Ini berarti bahwa kita semua ini, tanpa terkecuali, tidak patut untuk membaptis diri sebagai “jubir Allah”, kecuali dalam batas bahwa kita meyakini prinsip pemahaman yang kita peroleh secara langsung dari teks suci itu atau kita warisi dari leluhur dan guru-guru kita.

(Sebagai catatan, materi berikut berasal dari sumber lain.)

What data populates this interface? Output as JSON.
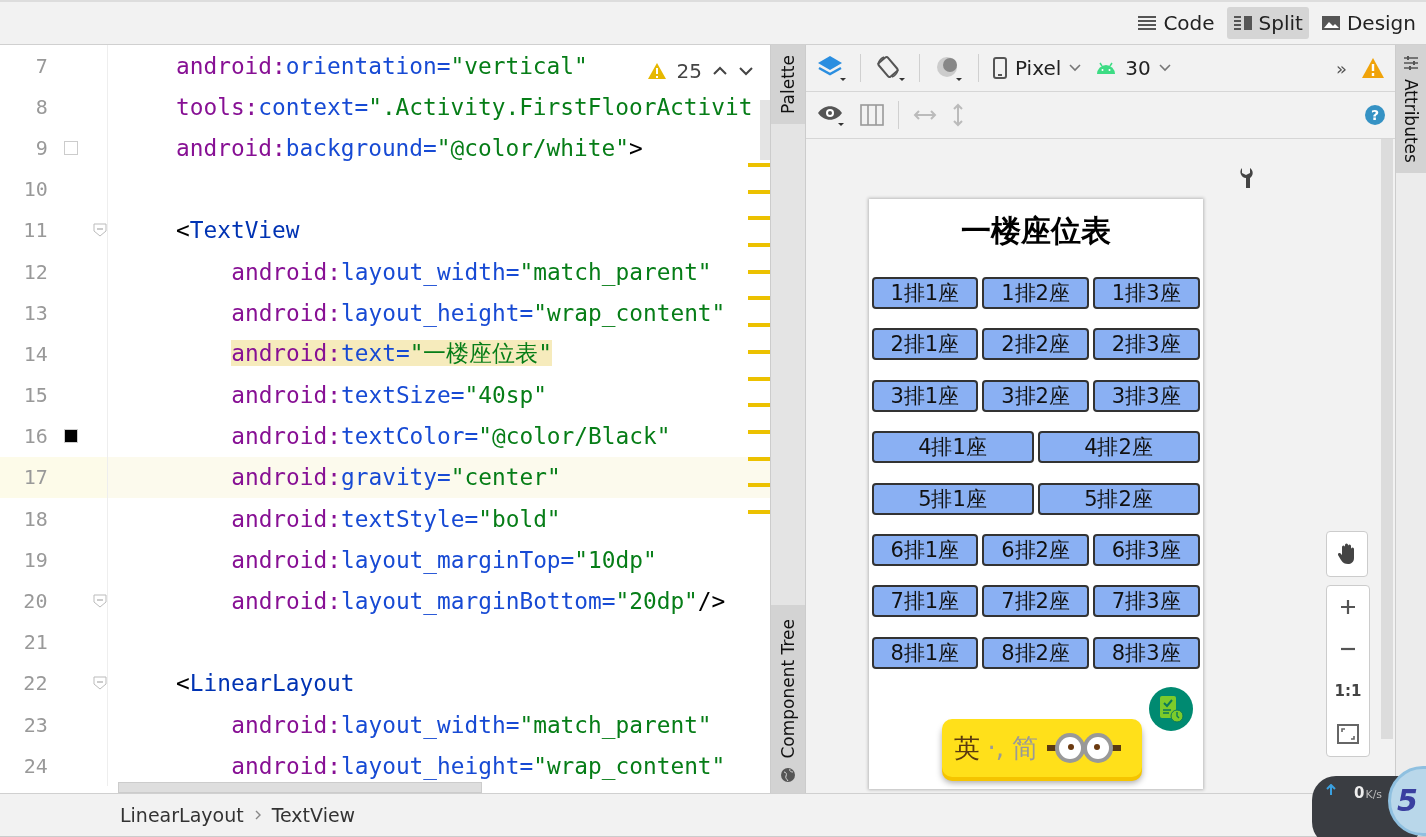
{
  "view_modes": [
    {
      "label": "Code",
      "kind": "code",
      "selected": false
    },
    {
      "label": "Split",
      "kind": "split",
      "selected": true
    },
    {
      "label": "Design",
      "kind": "design",
      "selected": false
    }
  ],
  "editor": {
    "warnings": "25",
    "lines": [
      {
        "num": "7",
        "tokens": [
          {
            "kind": "ns",
            "text": "android:"
          },
          {
            "kind": "attr",
            "text": "orientation="
          },
          {
            "kind": "str",
            "text": "\"vertical\""
          }
        ]
      },
      {
        "num": "8",
        "tokens": [
          {
            "kind": "ns",
            "text": "tools:"
          },
          {
            "kind": "attr",
            "text": "context="
          },
          {
            "kind": "str",
            "text": "\".Activity.FirstFloorActivit"
          }
        ]
      },
      {
        "num": "9",
        "color": "#ffffff",
        "tokens": [
          {
            "kind": "ns",
            "text": "android:"
          },
          {
            "kind": "attr",
            "text": "background="
          },
          {
            "kind": "str",
            "text": "\"@color/white\""
          },
          {
            "kind": "plain",
            "text": ">"
          }
        ]
      },
      {
        "num": "10"
      },
      {
        "num": "11",
        "fold": true,
        "tokens": [
          {
            "kind": "plain",
            "text": "<"
          },
          {
            "kind": "tag",
            "text": "TextView"
          }
        ],
        "children": [
          {
            "num": "12",
            "tokens": [
              {
                "kind": "ns",
                "text": "android:"
              },
              {
                "kind": "attr",
                "text": "layout_width="
              },
              {
                "kind": "str",
                "text": "\"match_parent\""
              }
            ]
          },
          {
            "num": "13",
            "tokens": [
              {
                "kind": "ns",
                "text": "android:"
              },
              {
                "kind": "attr",
                "text": "layout_height="
              },
              {
                "kind": "str",
                "text": "\"wrap_content\""
              }
            ]
          },
          {
            "num": "14",
            "highlight": true,
            "tokens": [
              {
                "kind": "ns",
                "text": "android:"
              },
              {
                "kind": "attr",
                "text": "text="
              },
              {
                "kind": "str",
                "text": "\"一楼座位表\""
              }
            ]
          },
          {
            "num": "15",
            "tokens": [
              {
                "kind": "ns",
                "text": "android:"
              },
              {
                "kind": "attr",
                "text": "textSize="
              },
              {
                "kind": "str",
                "text": "\"40sp\""
              }
            ]
          },
          {
            "num": "16",
            "color": "#000000",
            "tokens": [
              {
                "kind": "ns",
                "text": "android:"
              },
              {
                "kind": "attr",
                "text": "textColor="
              },
              {
                "kind": "str",
                "text": "\"@color/Black\""
              }
            ]
          },
          {
            "num": "17",
            "current": true,
            "tokens": [
              {
                "kind": "ns",
                "text": "android:"
              },
              {
                "kind": "attr",
                "text": "gravity="
              },
              {
                "kind": "str",
                "text": "\"center\""
              }
            ]
          },
          {
            "num": "18",
            "tokens": [
              {
                "kind": "ns",
                "text": "android:"
              },
              {
                "kind": "attr",
                "text": "textStyle="
              },
              {
                "kind": "str",
                "text": "\"bold\""
              }
            ]
          },
          {
            "num": "19",
            "tokens": [
              {
                "kind": "ns",
                "text": "android:"
              },
              {
                "kind": "attr",
                "text": "layout_marginTop="
              },
              {
                "kind": "str",
                "text": "\"10dp\""
              }
            ]
          },
          {
            "num": "20",
            "fold": true,
            "tokens": [
              {
                "kind": "ns",
                "text": "android:"
              },
              {
                "kind": "attr",
                "text": "layout_marginBottom="
              },
              {
                "kind": "str",
                "text": "\"20dp\""
              },
              {
                "kind": "plain",
                "text": "/>"
              }
            ]
          }
        ]
      },
      {
        "num": "21"
      },
      {
        "num": "22",
        "fold": true,
        "tokens": [
          {
            "kind": "plain",
            "text": "<"
          },
          {
            "kind": "tag",
            "text": "LinearLayout"
          }
        ],
        "children": [
          {
            "num": "23",
            "tokens": [
              {
                "kind": "ns",
                "text": "android:"
              },
              {
                "kind": "attr",
                "text": "layout_width="
              },
              {
                "kind": "str",
                "text": "\"match_parent\""
              }
            ]
          },
          {
            "num": "24",
            "tokens": [
              {
                "kind": "ns",
                "text": "android:"
              },
              {
                "kind": "attr",
                "text": "layout_height="
              },
              {
                "kind": "str",
                "text": "\"wrap_content\""
              }
            ]
          }
        ]
      }
    ]
  },
  "side_tabs": {
    "palette": "Palette",
    "component_tree": "Component Tree",
    "attributes": "Attributes"
  },
  "design_toolbar": {
    "device": "Pixel",
    "api": "30",
    "overflow": "»",
    "help": "?"
  },
  "preview": {
    "title": "一楼座位表",
    "rows": [
      [
        "1排1座",
        "1排2座",
        "1排3座"
      ],
      [
        "2排1座",
        "2排2座",
        "2排3座"
      ],
      [
        "3排1座",
        "3排2座",
        "3排3座"
      ],
      [
        "4排1座",
        "4排2座"
      ],
      [
        "5排1座",
        "5排2座"
      ],
      [
        "6排1座",
        "6排2座",
        "6排3座"
      ],
      [
        "7排1座",
        "7排2座",
        "7排3座"
      ],
      [
        "8排1座",
        "8排2座",
        "8排3座"
      ]
    ],
    "ime": {
      "english": "英",
      "punct": "·,",
      "simplified": "简"
    }
  },
  "zoom_controls": {
    "actual_size": "1:1"
  },
  "breadcrumbs": [
    "LinearLayout",
    "TextView"
  ],
  "net_widget": {
    "speed": "0",
    "unit": "K/s",
    "badge": "5"
  }
}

Paling jauh, kita bisa mendorong diri untuk menyampaikan dan membagikan apa yang kita yakini sebagai prinsip hidup kita, tetapi tidak dengan cara ngotot memaksa, apalagi memberangus prinsip-prinsip kebenaran lain yang berbeda, plus apalagi dengan mengharamkan, menyesat-nyesarkan, mengkafir-kafirkan, meneraka-nerekakan!
Menjadi “jubir Allah” saja ada batasnya, lantas kok bisa-bisanya berani melangkah lebih jauh lagi untuk menjadi “satpol-PP Allah” dengan cara-cara kekerasan yang justru kontraproduktif bagi semua pihak?

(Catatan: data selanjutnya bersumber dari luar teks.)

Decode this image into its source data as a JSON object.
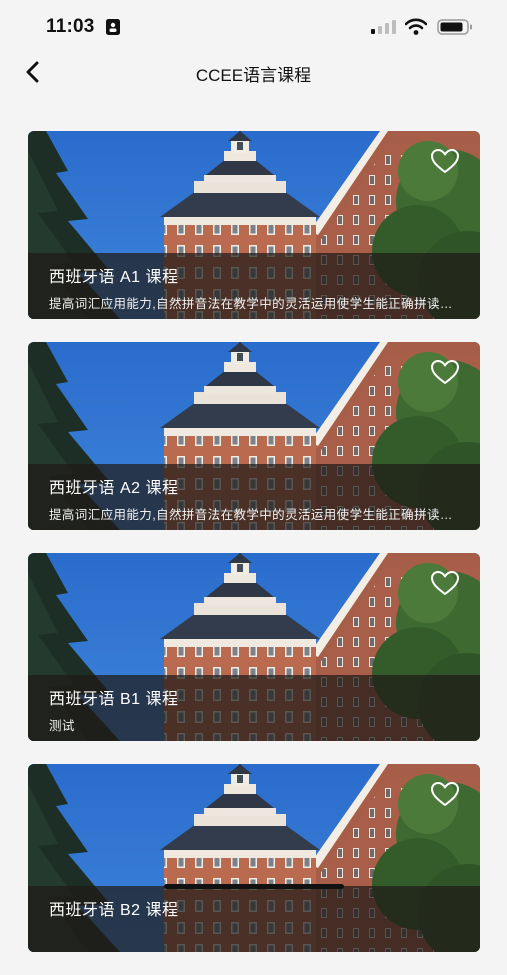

Sudahlah, Bro/Sist, nggak ada pantas-pantasnya bagi kita semua untuk bersikap arogan atas nama kebaikan, kemuliaan, karena kebaikan dan kemuliaan menolak sepenuhnya arogansi dan kekerasan. Nggak ada etis-etisnya buat kita semua guna memekik-mekik bahwa “inilah Islam kata Allah”, toh senyatanya, sejujurnya, sejatinya, sepeninggal Rasulullah, tidak pernah ada seorang pun dari kita yang pernah dibisiki oleh Allah: “Gini lho berislam yang benar…”
Faktanya, semua kita sepenuhnya selalu berada dalam upaya “pencarian kebenaran”, maka otomatis semua kita tak pernah absah untuk mengklaim diri sebagai “terbenar”, meski kita tetap kudu yakin bahwa apa yang kita pegang merupakan prinsip berislam kita, yang bisa saja berbeda dengan prinsip-prinsip orang lain.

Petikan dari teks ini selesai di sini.